Среди всех эллинов он прослыл справедливым и самым неподкупным человеком, к которому они обращались при разрешении своих, наиболее крупных дел.

Тесей всеми силами помогал всеобщему любимцу греков, могучему герою Гераклу, вечно гонимому богиней Герой, супругой великого бога Зевса.

Тесей дал пристанище несчастному фиванскому царю Эдипу, пострадавшему от неумолимого рока, – о чем мы поговорим подробно в своем, предназначенном для этого месте.

Тесей поспособствовал также захоронению эллинских вождей, штурмовавших неприступные каменные Фивы и погибших в этом междоусобном сражении.

Как видим, в глазах сограждан, да и всех эллинов, – Тесей прослыл весьма справедливым правителем.

Однако занимался он не только государственными делами. Устройство государства, управление им, – ничто не могло отвлечь Тесея от ратных, геройских дальнейших подвигов.

Тесей участвовал в походе против воинственных девушек-амазонок, который организовал Геракл, все еще находившийся в подчинении у микенского царя Эврисфея.

Самому Гераклу велено было добыть волшебный пояс, который носила на себе царица амазонок Ипполита, который ей подарил какой-то всегда беспокойный бог войны Арес.

Эллинские герои прибыли, в конце концов, к столице амазонок, к мифическому городу Фемискире, и там Тесею, в награду за его геройские действия, выпала пленница. Ею стала сама царица амазонок – Ипполита. Привезя пленницу к себе в Афины – Тесей как-то сразу женился на ней.

Бывшая предводительница воинственных девушек горячо полюбила своего супруга, родила ему сына Ипполита.

Правда, какое-то время спустя, как говорят предания, амазонкам удалось освободить свою плененную эллинами царицу. Явившись на аттическую землю вторично, амазонки заполнили ее равнины грохотом конских копыт и пением звонких, удивительно метких, собственных стрел.

Осадив Афины, они овладели почти всем городом, так что мужественные его защитники вынуждены были укрываться на вершинах неприступного Акрополя, уже обведенного к этой поре мощными крепостными стенами, куда степные воительницы никак не в силах были даже проникнуть.

О дальнейших событиях, развернувшихся под стенами акрополя, существует много, самых разных, даже в корне противоречивых рассказов.
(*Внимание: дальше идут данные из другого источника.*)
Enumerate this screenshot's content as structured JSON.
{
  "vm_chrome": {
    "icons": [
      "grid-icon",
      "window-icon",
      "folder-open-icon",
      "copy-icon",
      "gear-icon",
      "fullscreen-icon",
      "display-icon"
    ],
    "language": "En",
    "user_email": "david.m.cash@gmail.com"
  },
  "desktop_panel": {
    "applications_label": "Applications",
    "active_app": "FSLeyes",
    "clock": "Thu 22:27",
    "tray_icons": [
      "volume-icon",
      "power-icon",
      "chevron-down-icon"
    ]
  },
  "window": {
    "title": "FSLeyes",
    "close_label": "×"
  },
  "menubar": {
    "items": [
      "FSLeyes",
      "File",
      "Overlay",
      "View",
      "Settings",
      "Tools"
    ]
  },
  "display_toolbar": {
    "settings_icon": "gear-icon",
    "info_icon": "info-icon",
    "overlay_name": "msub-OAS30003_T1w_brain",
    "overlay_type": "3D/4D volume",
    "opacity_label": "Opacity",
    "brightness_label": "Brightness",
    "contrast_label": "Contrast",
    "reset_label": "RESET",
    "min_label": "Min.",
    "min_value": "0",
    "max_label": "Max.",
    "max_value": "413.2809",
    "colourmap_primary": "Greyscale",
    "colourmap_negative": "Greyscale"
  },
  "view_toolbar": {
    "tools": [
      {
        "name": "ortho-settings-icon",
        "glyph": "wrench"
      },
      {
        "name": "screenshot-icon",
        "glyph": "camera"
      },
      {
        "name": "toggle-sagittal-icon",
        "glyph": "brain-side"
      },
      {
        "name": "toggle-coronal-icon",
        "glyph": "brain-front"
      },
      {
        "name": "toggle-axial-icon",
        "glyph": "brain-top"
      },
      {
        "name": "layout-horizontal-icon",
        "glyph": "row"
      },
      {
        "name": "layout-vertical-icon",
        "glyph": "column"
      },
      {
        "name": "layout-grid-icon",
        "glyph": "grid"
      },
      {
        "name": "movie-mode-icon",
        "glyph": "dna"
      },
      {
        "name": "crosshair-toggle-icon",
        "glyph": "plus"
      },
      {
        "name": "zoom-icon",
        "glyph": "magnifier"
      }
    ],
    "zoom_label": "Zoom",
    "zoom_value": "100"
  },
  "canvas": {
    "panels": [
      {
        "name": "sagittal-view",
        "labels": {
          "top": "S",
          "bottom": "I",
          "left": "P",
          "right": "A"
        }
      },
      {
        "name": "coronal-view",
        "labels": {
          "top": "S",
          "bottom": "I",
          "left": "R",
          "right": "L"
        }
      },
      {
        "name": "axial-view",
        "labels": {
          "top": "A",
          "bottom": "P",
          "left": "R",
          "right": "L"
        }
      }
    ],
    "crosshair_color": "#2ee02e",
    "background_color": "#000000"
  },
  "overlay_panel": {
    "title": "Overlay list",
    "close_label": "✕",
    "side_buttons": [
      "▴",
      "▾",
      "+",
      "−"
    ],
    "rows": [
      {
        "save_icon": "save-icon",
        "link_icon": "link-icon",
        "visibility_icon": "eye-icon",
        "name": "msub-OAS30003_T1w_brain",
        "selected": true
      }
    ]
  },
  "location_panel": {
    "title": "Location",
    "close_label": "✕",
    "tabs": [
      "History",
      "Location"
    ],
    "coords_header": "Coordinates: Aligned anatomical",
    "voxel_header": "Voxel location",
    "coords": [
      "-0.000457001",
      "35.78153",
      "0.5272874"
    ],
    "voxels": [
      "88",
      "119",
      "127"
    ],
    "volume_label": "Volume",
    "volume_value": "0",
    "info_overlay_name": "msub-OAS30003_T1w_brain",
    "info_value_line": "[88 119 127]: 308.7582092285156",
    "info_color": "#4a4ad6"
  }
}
Однако большинство их сводится к тому, что именно Тесею удалось спасти город от губительного разгрома.

Во время отражения приступа, правда, погибла его супруга-амазонка, ставшая ему, Тесею, верной боевой соратницей.

Впрочем, иные предания утверждают, будто бы его Ипполита умерла уже после осады города, годы спустя. И будто бы ее воспоминания об оставленных вольных подругах, о прежней, беззаботной жизни, о степных просторах, где можно целый день проскакать верхом на коне, подставляя лицо ласковому, освежающему ветру, – сильно будоражили внимание ее сына, юного Ипполита.

Ничего этого не было на высоком Акрополе, окруженном оборонительными стенами, и накрытым синим, бездонным небом. По небу проплывали лишь белые, веселые тучки… Впрочем, они тоже напоминали о веселом, степном раздолье…

Умирая, Ипполита сильно тревожилась судьбою своего единственного сына, юноши удивительной красоты, уже объявленного, к тому времени, наследником афинского престола…

Участвовал Тесей и в прочих геройских сражениях.

Скажем, он был среди охотников на калидонского вепря, что в южной Этолии, почти в самом центре Эллады. Этот вепрь опустошал тамошние плодоносные поля, вырывая деревья с почвы вместе с корнями. Умерщвлял людей, попавшихся ему на пути.

Сражался Тесей и с дикими кентаврами, полулюдьми, полуконями, которые также ему запомнились своими бесчинствами на свадьбе царя лапифов – незабвенного Пирифоя…

Пожалуй, о самом царе лапифов, а также о замечательном эллинском герое, следует поговорить более подробно, поскольку именно он сыграл невероятно важную роль в жизни и в самой судьбе царя Тесея.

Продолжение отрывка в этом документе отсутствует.